Ensina Fran Martins (Contratos e obrigações comerciais, 2002, pág. 437) que desconto bancário é “ o contrato pelo qual uma pessoa recebe do banco determinada importância, para isso transferindo ao mesmo um título de crédito de terceiro. Diverge, assim, o desconto do empréstimo propriamente dito, porque neste o banco pode exigir do mutuário um titulo de crédito por ele emitido, enquanto que no desconto os títulos transferidos ao banco são de emissão de pessoas outras que não aquela que vai fazer o desconto.”.
O factoring oferece ao seu consumidor todas as vantagens do desconto e mais a da assunção do risco, portanto, o factoring é um produto mais caro que o desconto bancário. Isso nos ensina Gonçalo Ivens Ferraz da Cunha (Revista de Direito Mercantil, n. 73, pág. 114 e seguintes).
Por sinal, a remuneração do factor não se confunde com o desconto. A cessão de créditos, que constitui a essência da faturização, não é assimilável ao desconto bancário, como disse Fábio Konder Comparato(Factoring, Ensaios e pareceres de direito empresarial, 1978, pág. 353). No maturity factoring, não existe qualquer adiantamento do valor dos créditos cedidos. Diga-se que o desconto é sempre operado pro solvendo, enquanto que a cessão de créditos faturizados é feita sem direito de regresso do factor contra o cedente. Mas nem sempre a empresa de factoring aceita os créditos cedidos sem direito regressivo.
Somente pode-se falar em operações de crédito quando houver obrigação de restituição das somas entregues a título de antecipação e dos quis os contratos de financeiro são uma sub-espécie caracterizada pela obrigação do financiado dar um destino específico às quantias entregues. No matury factoring, em sendo os créditos pagos ao cedente apenas quando do respectivo vencimento, não há qualquer antecipação ou adiantamento do dinheiro efetuado pelo fator.
Observou Godofredo Zuddas(Il contrato di factoring, pág. 176) que o sinalagma fundamental na convenção de factoring deve ser identificado entre a prestação do serviço por parte do fator e o pagamento da comissão por parte do cliente.

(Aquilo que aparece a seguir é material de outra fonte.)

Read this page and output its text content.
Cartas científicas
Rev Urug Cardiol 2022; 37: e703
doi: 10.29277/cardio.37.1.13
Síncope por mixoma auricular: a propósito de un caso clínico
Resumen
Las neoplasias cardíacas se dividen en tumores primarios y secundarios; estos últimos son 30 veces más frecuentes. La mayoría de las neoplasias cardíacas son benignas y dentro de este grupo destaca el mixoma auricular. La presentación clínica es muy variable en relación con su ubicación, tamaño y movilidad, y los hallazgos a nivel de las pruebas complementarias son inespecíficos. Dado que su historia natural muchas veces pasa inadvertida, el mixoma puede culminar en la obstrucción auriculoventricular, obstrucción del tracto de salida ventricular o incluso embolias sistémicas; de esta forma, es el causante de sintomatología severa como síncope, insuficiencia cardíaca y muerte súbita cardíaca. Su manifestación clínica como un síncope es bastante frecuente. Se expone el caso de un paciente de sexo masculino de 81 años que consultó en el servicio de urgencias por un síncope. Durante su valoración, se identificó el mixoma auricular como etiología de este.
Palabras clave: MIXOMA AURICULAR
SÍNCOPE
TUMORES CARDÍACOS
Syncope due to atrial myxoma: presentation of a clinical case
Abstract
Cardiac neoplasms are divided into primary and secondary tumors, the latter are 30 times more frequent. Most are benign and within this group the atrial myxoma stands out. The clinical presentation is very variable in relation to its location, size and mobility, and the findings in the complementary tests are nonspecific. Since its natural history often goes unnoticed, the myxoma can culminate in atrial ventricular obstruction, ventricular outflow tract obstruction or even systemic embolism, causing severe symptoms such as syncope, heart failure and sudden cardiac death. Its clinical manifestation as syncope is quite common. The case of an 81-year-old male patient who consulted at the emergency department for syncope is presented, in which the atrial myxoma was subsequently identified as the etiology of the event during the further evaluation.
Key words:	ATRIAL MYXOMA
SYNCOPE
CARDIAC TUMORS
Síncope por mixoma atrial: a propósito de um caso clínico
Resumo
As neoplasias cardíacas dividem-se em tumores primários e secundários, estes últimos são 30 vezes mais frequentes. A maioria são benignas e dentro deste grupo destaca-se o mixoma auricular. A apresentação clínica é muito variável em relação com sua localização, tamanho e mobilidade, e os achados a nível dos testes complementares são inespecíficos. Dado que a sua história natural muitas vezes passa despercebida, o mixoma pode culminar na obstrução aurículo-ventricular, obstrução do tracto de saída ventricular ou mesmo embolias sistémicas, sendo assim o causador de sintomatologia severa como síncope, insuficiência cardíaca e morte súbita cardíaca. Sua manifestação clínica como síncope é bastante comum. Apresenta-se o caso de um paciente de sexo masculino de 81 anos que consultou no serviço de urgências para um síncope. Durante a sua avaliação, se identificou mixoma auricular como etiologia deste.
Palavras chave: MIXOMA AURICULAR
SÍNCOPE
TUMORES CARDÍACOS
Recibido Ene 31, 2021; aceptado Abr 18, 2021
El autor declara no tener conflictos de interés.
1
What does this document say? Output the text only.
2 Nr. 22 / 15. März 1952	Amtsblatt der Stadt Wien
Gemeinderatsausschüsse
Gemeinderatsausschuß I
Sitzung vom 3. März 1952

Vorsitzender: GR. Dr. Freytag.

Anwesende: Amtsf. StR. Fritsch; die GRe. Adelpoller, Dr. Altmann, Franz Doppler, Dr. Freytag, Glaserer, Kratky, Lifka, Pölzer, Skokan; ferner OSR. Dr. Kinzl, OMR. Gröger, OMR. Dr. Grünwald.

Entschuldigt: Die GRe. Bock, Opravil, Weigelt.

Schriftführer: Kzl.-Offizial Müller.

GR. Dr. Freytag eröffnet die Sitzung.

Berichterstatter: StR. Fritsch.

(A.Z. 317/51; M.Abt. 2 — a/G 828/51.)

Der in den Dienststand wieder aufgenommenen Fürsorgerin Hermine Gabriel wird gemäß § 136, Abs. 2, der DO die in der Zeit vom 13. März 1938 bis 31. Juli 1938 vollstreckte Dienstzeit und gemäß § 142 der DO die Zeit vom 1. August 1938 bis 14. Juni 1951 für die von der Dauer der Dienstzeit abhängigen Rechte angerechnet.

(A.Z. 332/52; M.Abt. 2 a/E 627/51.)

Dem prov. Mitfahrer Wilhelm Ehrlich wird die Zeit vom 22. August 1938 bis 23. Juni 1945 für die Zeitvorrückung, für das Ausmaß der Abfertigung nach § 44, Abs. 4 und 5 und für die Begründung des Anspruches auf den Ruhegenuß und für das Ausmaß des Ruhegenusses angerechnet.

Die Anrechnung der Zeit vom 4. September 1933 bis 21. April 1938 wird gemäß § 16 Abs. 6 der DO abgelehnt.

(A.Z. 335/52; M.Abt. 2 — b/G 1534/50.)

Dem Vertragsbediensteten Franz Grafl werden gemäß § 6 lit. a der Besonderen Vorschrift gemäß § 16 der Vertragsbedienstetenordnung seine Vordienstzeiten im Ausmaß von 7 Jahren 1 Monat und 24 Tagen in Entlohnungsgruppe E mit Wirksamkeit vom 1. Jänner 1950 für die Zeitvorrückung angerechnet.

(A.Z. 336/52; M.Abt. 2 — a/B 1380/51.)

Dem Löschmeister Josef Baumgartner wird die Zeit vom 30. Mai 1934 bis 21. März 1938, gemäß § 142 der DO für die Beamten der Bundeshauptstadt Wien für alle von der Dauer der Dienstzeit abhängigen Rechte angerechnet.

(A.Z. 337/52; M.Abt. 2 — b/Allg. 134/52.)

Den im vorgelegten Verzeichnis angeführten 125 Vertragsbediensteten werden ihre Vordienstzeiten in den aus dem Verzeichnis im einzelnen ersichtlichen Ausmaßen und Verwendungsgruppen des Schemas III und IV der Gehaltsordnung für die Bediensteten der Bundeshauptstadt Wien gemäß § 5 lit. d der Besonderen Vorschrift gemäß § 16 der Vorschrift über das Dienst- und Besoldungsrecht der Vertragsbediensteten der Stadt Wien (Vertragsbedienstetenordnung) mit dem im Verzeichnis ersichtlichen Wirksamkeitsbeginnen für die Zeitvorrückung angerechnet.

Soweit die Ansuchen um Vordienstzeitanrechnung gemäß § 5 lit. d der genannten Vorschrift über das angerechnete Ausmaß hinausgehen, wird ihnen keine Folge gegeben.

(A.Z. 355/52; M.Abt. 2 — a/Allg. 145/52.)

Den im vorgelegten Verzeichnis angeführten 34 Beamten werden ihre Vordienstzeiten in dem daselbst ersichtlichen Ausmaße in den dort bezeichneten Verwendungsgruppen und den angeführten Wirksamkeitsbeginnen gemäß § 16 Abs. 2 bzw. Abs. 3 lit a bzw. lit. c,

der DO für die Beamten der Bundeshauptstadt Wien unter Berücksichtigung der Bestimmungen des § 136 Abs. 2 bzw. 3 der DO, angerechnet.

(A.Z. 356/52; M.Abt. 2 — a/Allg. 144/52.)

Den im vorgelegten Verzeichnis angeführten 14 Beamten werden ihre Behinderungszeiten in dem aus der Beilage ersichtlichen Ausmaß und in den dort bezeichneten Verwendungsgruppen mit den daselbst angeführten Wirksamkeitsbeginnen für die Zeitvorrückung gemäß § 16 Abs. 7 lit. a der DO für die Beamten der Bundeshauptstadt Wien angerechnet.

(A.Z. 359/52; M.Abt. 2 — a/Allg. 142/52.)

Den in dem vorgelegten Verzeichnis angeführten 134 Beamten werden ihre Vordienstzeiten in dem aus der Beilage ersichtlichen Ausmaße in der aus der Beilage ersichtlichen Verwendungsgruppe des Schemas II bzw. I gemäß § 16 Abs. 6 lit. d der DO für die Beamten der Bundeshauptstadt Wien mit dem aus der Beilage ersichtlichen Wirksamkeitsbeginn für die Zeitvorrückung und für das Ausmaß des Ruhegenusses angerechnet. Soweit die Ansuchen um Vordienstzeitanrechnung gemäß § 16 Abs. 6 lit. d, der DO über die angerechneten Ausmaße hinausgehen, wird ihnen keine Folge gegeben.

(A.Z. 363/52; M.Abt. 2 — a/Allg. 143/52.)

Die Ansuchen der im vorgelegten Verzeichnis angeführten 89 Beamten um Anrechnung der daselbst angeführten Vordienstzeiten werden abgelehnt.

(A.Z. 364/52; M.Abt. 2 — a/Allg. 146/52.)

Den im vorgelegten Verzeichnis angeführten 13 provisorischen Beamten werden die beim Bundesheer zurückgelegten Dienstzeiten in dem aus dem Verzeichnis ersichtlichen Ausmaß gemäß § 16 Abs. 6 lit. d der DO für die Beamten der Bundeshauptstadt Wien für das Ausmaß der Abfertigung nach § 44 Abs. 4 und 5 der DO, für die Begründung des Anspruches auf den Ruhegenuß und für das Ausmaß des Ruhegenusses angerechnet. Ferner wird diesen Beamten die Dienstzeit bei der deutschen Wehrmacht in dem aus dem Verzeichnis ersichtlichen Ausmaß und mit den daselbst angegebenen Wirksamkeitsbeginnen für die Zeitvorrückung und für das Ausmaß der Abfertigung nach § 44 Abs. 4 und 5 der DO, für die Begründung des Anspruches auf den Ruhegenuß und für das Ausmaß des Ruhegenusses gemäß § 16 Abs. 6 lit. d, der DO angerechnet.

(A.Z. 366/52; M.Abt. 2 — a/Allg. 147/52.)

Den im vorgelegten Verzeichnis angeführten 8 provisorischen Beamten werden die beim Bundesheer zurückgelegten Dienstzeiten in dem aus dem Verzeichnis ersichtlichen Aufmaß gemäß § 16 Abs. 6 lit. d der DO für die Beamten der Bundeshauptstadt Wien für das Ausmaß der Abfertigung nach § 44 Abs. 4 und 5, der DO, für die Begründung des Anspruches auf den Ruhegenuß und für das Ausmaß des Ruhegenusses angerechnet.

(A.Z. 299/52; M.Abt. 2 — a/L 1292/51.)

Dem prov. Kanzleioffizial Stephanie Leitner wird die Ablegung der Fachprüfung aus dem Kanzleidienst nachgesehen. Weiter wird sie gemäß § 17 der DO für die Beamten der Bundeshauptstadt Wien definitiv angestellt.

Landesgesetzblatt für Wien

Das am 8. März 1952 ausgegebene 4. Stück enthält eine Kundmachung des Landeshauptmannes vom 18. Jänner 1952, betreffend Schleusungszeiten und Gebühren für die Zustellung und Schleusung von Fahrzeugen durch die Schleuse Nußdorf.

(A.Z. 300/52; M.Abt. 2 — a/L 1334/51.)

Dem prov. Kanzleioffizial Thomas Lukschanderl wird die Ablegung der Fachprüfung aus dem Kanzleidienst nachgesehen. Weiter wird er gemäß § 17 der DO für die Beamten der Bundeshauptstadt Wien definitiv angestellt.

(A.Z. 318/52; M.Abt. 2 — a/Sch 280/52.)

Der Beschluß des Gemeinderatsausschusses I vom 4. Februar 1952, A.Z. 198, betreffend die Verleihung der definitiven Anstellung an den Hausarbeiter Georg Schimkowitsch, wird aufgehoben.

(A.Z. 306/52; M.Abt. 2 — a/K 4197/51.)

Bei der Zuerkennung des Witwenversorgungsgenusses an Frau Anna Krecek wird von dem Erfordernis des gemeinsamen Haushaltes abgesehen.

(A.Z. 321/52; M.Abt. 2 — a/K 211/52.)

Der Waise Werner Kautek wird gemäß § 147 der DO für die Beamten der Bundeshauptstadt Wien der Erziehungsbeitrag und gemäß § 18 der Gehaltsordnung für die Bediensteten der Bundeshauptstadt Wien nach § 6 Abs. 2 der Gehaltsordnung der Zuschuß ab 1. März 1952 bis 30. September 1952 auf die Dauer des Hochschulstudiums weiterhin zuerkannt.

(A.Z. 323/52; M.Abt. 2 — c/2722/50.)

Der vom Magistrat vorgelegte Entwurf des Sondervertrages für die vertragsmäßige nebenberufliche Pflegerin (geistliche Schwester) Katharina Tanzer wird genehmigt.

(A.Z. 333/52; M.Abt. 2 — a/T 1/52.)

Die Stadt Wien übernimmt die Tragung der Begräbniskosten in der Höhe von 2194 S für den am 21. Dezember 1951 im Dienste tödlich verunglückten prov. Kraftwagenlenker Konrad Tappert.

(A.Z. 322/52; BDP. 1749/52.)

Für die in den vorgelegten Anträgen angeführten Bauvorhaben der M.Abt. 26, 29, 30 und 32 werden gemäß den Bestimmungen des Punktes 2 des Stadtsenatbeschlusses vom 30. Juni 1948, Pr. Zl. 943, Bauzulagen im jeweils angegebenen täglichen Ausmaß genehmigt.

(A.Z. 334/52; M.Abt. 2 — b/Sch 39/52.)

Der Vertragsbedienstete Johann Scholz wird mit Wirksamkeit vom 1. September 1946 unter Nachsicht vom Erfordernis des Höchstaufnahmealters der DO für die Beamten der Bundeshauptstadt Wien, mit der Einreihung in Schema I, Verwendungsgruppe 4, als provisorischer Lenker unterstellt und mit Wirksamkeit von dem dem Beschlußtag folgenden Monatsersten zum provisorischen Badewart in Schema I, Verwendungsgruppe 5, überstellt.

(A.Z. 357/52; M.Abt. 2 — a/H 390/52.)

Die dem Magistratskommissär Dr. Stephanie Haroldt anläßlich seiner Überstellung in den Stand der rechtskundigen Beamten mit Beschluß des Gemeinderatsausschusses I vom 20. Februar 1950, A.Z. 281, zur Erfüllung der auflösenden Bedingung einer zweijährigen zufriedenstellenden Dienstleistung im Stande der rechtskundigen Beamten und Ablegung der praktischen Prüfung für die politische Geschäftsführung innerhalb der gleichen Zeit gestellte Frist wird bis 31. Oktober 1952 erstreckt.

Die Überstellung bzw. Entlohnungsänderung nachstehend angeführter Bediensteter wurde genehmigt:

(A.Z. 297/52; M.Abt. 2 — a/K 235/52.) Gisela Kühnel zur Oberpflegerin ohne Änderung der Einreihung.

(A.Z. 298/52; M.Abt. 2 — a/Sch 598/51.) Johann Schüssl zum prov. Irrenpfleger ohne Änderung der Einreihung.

Não há operação de crédito no conventional factoring. Nesta modalidade, embora tal adiantamento exista, pois não há por parte do cliente qualquer obrigação de restituir, e isto tanto nas cessões operadas pro soluto quanto nas realizadas pro solvendo, em que eventuais pagamentos feitos pelo cliente ao fator, tem o seu fundamento não numa obrigação de restituição.
Por sua vez, a remuneração do fator não se confunde com os juros, na forma do que é instituído no artigo 192, parágrafo terceiro,da Constitução Federal, onde se dá a definição de juros reais.
O artigo 16, parágraro segundo, da Lei 4.728/65 dizia:
"Entende-se por colocação ou distribuição de titulos e valores nos mercados financeiros e de capitais a negociação, oferta ou aceitação de oferta para negociação: a) mediante qualquer modalidade de oferta pública; b) mediante a utilização de serviços públicos de comunicação; c) em loja, escritórios ou quaisquer outros estabelecimentos acessiveis ao público; d) através de corretoras ou intermediários que procurem tomadores para os titulos."
Ora, esse fenõmeno trazido à colação não significa factoring, que põe em contato entidades bens determinadas: um cedente de créditos, que pode ser ou não pessoa juridica e um factor, que deve ser pessoa jurídica. No factoring não ha colocação, mas venda de títulos de crédito. Não há deságio na colocação de tituilos de crédito.